Undang-Undang Dasar Negara Republik Indonesia Tahun 1945. Pasal 28E ayat (3).

Undang-Undang Tentang Pemilihan Umum. UU Nomor 7 Tahun 2017. LN Tahun 2017 No. 182 TLN No. 6109.

Undang-Undang Tentang Aparatur Sipil Negara. UU Nomor 20 Tahun 2023. LN Tahun 2023 No. 141 TLN No. 6897.

Peraturan Pemerintah Tentang Disiplin Pegawai Negeri Sipil. PP Nomor 94 Tahun 2021. LN Tahun 2021 No. 202 TLN No. 6718.

 

INTERNET

Humas KPU. “55% Pemilih Didominasi Generasi Muda, Bantu KPU Dalam Penyelenggaraan Pemilu 2024.” Komisi Pemilihan Umum. 23 Juni 2023. Tersedia pada https://www.kpu.go.id/berita/baca/11684/55-pemilih-didominasi-generasi-muda-bantu-kpu-dalam-penyelenggaraan-pemilu-2024. Diakses pada tanggal 22 September 2023.

Khoirunnisa, Syifa. “Pro-Kontra Kampanye Politik di Lingkungan Pendidikan.” suaramahasiswa.info. 30 Agustus 2023. Tersedia pada https://suaramahasiswa.info/alternatif/artikel/pro-kontra-kampanye-politik-di-lingkungan-pendidikan/. Diakses pada tanggal 25 November 2023.

Admin Polpum. “Pakar Pendidikan Kritik Putusan MK Bolehkan Kampanye di Sekolah-Kampus.” 22 Agustus 2023. Politik dan Pemerintahan Umum Kementerian Dalam Negeri. Tersedia pada https://polpum.kemendagri.go.id/pakar-pendidikan-kritik-putusan-mk-bolehkan-kampanye-di-sekolah-kampus/. Diakses pada tanggal 5 Desember 2023.

Kirana, Dina. “MK Izinkan Kampanye Politik di Sekolah, Mahfud: Pasti Objektif dan Akademis.” kompas.tv. 22 Agustus 2023. Tersedia pada https://www.kompas.tv/nasional/437055/mk-izinkan-kampanye-politik-di-sekolah-mahfud-pasti-objektif-dan-akademis?page=all. Diakses pada tanggal 25 November 2023.

Latamaniskha, Sophia. “Unisba Beri Lampu Hijau Kampanye di Kampus dengan Petunjuk Teknis.” suaramahasiswa.info. 8 September 2023. Tersedia pada https://suaramahasiswa.info/berita/berita-kampus/unisba-beri-lampu-hijau-kampanye-di-kampus-dengan-petunjuk-teknis/. Diakses pada tanggal 25 November 2023.

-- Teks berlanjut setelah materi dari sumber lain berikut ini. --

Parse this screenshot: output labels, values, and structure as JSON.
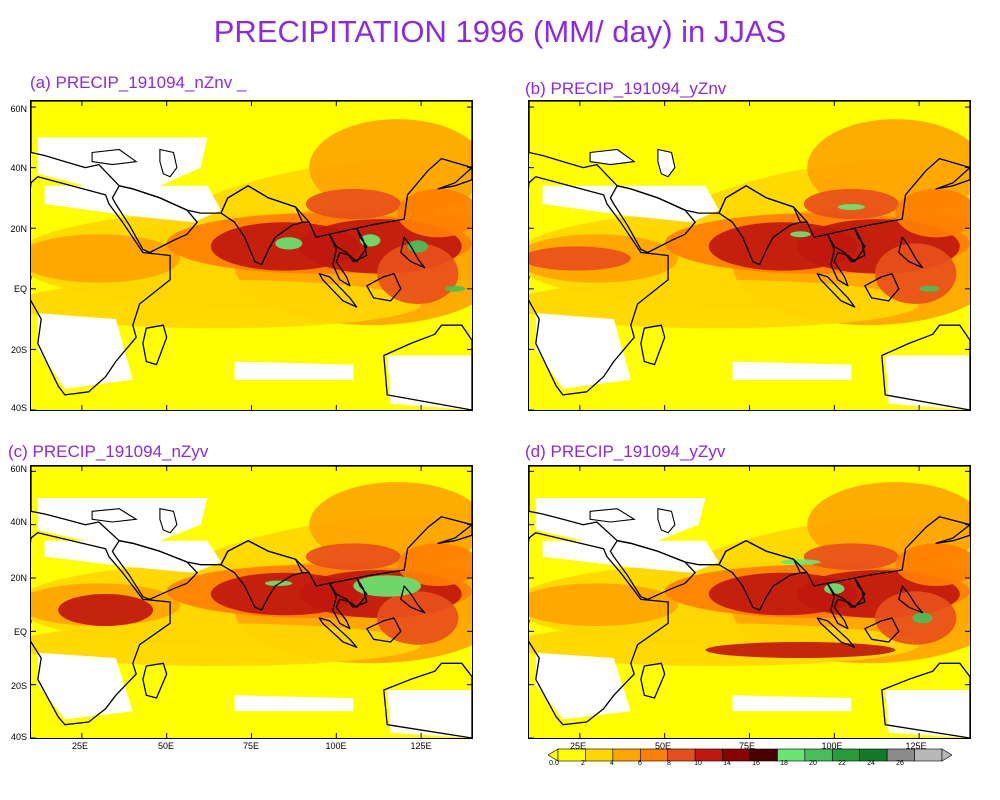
{
  "title": "PRECIPITATION 1996 (MM/ day) in JJAS",
  "panels": [
    {
      "label": "(a)  PRECIP_191094_nZnv _"
    },
    {
      "label": "(b)  PRECIP_191094_yZnv"
    },
    {
      "label": "(c)  PRECIP_191094_nZyv"
    },
    {
      "label": "(d)  PRECIP_191094_yZyv"
    }
  ],
  "lat_ticks": [
    "60N",
    "40N",
    "20N",
    "EQ",
    "20S",
    "40S"
  ],
  "lon_ticks": [
    "25E",
    "50E",
    "75E",
    "100E",
    "125E"
  ],
  "colorbar": {
    "labels": [
      "0.0",
      "2",
      "4",
      "6",
      "8",
      "10",
      "14",
      "16",
      "18",
      "20",
      "22",
      "24",
      "26"
    ],
    "colors": [
      "#ffff00",
      "#ffd700",
      "#ffa500",
      "#ff7f00",
      "#e8501a",
      "#c0180e",
      "#8b0000",
      "#4a0000",
      "#66e673",
      "#45c05a",
      "#269c3d",
      "#107a28",
      "#8c8c8c",
      "#b8b8b8"
    ]
  }
}
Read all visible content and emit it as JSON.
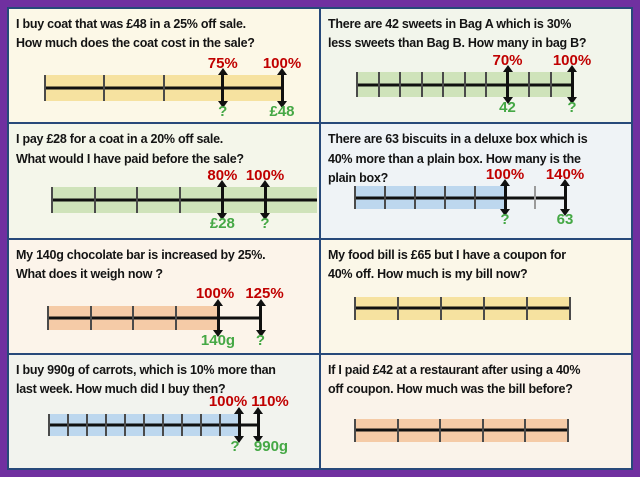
{
  "frame": {
    "outer_border_color": "#7030A0",
    "grid_line_color": "#27497A"
  },
  "colors": {
    "percent_label": "#C00000",
    "value_label": "#45A845",
    "question_text": "#141414",
    "bar_yellow": "#F6E2A0",
    "bar_green": "#CFE3BA",
    "bar_blue": "#BDD7EE",
    "bar_peach": "#F5CBA7"
  },
  "cells": [
    {
      "question": "I buy coat that was £48 in a 25% off sale.\nHow much does the coat cost in the sale?",
      "bar": {
        "color": "#F6E2A0",
        "segments": 4,
        "unit_percent": 25,
        "extension_segments": 0,
        "extension_ticks": [],
        "arrows": [
          {
            "at_segment": 3,
            "percent_label": "75%",
            "value_label": "?"
          },
          {
            "at_segment": 4,
            "percent_label": "100%",
            "value_label": "£48"
          }
        ]
      }
    },
    {
      "question": "There are 42 sweets in Bag A which is 30%\nless sweets than Bag B. How many in bag B?",
      "bar": {
        "color": "#CFE3BA",
        "segments": 10,
        "unit_percent": 10,
        "extension_segments": 0,
        "extension_ticks": [],
        "arrows": [
          {
            "at_segment": 7,
            "percent_label": "70%",
            "value_label": "42"
          },
          {
            "at_segment": 10,
            "percent_label": "100%",
            "value_label": "?"
          }
        ]
      }
    },
    {
      "question": "I pay £28 for a coat in a 20% off sale.\nWhat would I have paid before the sale?",
      "bar": {
        "color": "#CFE3BA",
        "segments": 5,
        "unit_percent": 20,
        "extension_segments": 0,
        "extension_ticks": [],
        "arrows": [
          {
            "at_segment": 4,
            "percent_label": "80%",
            "value_label": "£28"
          },
          {
            "at_segment": 5,
            "percent_label": "100%",
            "value_label": "?"
          }
        ]
      }
    },
    {
      "question": "There are 63 biscuits in a deluxe box which is\n40% more than a plain box. How many is the\nplain box?",
      "bar": {
        "color": "#BDD7EE",
        "segments": 5,
        "unit_percent": 20,
        "extension_segments": 2,
        "extension_ticks": [
          6
        ],
        "arrows": [
          {
            "at_segment": 5,
            "percent_label": "100%",
            "value_label": "?"
          },
          {
            "at_segment": 7,
            "percent_label": "140%",
            "value_label": "63"
          }
        ]
      }
    },
    {
      "question": "My 140g chocolate bar is increased by 25%.\nWhat does it weigh now ?",
      "bar": {
        "color": "#F5CBA7",
        "segments": 4,
        "unit_percent": 25,
        "extension_segments": 1,
        "extension_ticks": [],
        "arrows": [
          {
            "at_segment": 4,
            "percent_label": "100%",
            "value_label": "140g"
          },
          {
            "at_segment": 5,
            "percent_label": "125%",
            "value_label": "?"
          }
        ]
      }
    },
    {
      "question": "My food bill is £65 but I have a coupon for\n40% off. How much is my bill now?",
      "bar": {
        "color": "#F6E2A0",
        "segments": 5,
        "unit_percent": 20,
        "extension_segments": 0,
        "extension_ticks": [],
        "arrows": []
      }
    },
    {
      "question": "I buy 990g of carrots, which is 10% more than\nlast week. How much did I buy then?",
      "bar": {
        "color": "#BDD7EE",
        "segments": 10,
        "unit_percent": 10,
        "extension_segments": 1,
        "extension_ticks": [],
        "arrows": [
          {
            "at_segment": 10,
            "percent_label": "100%",
            "value_label": "?"
          },
          {
            "at_segment": 11,
            "percent_label": "110%",
            "value_label": "990g"
          }
        ]
      }
    },
    {
      "question": "If I paid £42 at a restaurant after using a 40%\noff coupon. How much was the bill before?",
      "bar": {
        "color": "#F5CBA7",
        "segments": 5,
        "unit_percent": 20,
        "extension_segments": 0,
        "extension_ticks": [],
        "arrows": []
      }
    }
  ]
}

Suwidiyanti. “Putusan MK Membuka Medan Perang Politik di Sekolah.” kompas.id. 4 September 2023. Tersedia pada https://www.kompas.id/baca/opini/2023/09/03/putusan-mk-membuka-medan-perang-politik-di-sekolah. Diakses pada tanggal 5 Desember 2023.

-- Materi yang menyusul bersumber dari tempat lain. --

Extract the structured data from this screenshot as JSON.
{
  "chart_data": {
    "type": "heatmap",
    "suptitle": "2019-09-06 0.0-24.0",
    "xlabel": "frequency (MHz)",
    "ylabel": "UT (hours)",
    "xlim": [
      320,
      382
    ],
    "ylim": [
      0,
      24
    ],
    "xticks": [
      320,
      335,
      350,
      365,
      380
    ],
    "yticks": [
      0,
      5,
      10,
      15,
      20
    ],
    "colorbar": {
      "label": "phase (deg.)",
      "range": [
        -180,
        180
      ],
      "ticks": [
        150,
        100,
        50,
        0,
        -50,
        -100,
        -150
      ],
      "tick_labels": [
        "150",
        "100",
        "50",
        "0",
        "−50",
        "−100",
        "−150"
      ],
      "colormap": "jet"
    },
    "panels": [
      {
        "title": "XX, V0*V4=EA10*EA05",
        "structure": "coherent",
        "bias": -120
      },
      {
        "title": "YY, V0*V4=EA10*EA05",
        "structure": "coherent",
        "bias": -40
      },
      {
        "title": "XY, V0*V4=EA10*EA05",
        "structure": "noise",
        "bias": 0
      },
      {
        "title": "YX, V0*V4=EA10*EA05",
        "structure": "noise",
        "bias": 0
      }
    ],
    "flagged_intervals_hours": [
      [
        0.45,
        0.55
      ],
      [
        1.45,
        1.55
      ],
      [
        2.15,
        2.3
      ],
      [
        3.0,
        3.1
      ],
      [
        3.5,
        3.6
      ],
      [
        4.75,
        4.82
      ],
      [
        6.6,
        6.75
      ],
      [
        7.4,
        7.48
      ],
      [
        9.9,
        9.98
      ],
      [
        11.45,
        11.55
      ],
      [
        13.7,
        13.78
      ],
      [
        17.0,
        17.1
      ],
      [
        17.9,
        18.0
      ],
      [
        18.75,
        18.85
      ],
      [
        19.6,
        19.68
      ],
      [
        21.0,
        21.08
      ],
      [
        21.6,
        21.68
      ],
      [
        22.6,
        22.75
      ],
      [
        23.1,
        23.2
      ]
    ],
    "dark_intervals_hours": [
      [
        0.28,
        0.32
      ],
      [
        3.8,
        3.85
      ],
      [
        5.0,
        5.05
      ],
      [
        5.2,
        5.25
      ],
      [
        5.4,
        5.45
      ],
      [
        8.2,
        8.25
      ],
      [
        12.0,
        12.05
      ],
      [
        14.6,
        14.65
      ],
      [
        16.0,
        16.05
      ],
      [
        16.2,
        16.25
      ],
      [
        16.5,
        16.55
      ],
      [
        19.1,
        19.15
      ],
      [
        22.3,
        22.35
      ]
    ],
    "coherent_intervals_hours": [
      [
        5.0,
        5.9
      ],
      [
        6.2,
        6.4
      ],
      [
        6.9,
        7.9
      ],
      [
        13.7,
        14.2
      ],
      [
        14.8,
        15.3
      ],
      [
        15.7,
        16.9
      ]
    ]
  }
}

Publikasi KASN. “Tenaga Pendidik dan Kampus Wajib Jaga Nilai Kebenaran, Tidak Partisan, dan Tidak Berpihak Warna Politik.” Komisi Aparatur Sipil Negara. 27 Juli 2023. Tersedia pada https://www.kasn.go.id/id/publikasi/tenaga-pendidik-dan-kampus-wajib-jaga-nilai-kebenaran-tidak-partisan-dan-tidak-berpihak-warna-politik. Diakses pada tanggal 25 November 2023.

 

YOUTUBE

Koesoema, Doni. “MK Izinkan Kampanye Peserta Pemilu di Kampus Apa Dampaknya.” KOMPAS TV DEWATA. Dipublikasikan tanggal 24 Agustus 2023. Dirasi video: 30:16. Tersedia pada https://youtu.be/Gef2uraVeTQ?si=cosxVDMMF0EY_UYo. Diakses pada tanggal 25 November 2023.

ClientThe Car Rental Co
SkillsPhotography / Media Production
WebsiteGoodlayers.com

Project Title

Far far away, behind the word mountains, far from the countries Vokalia and Consonantia, there live the blind texts. Separated they live in Bookmarksgrove right at the coast of the Semantics, a large language ocean. A small river named Duden flows by their place and supplies it with the necessary regelialia. It is a paradisematic country, in which roasted parts of sentences fly into your mouth.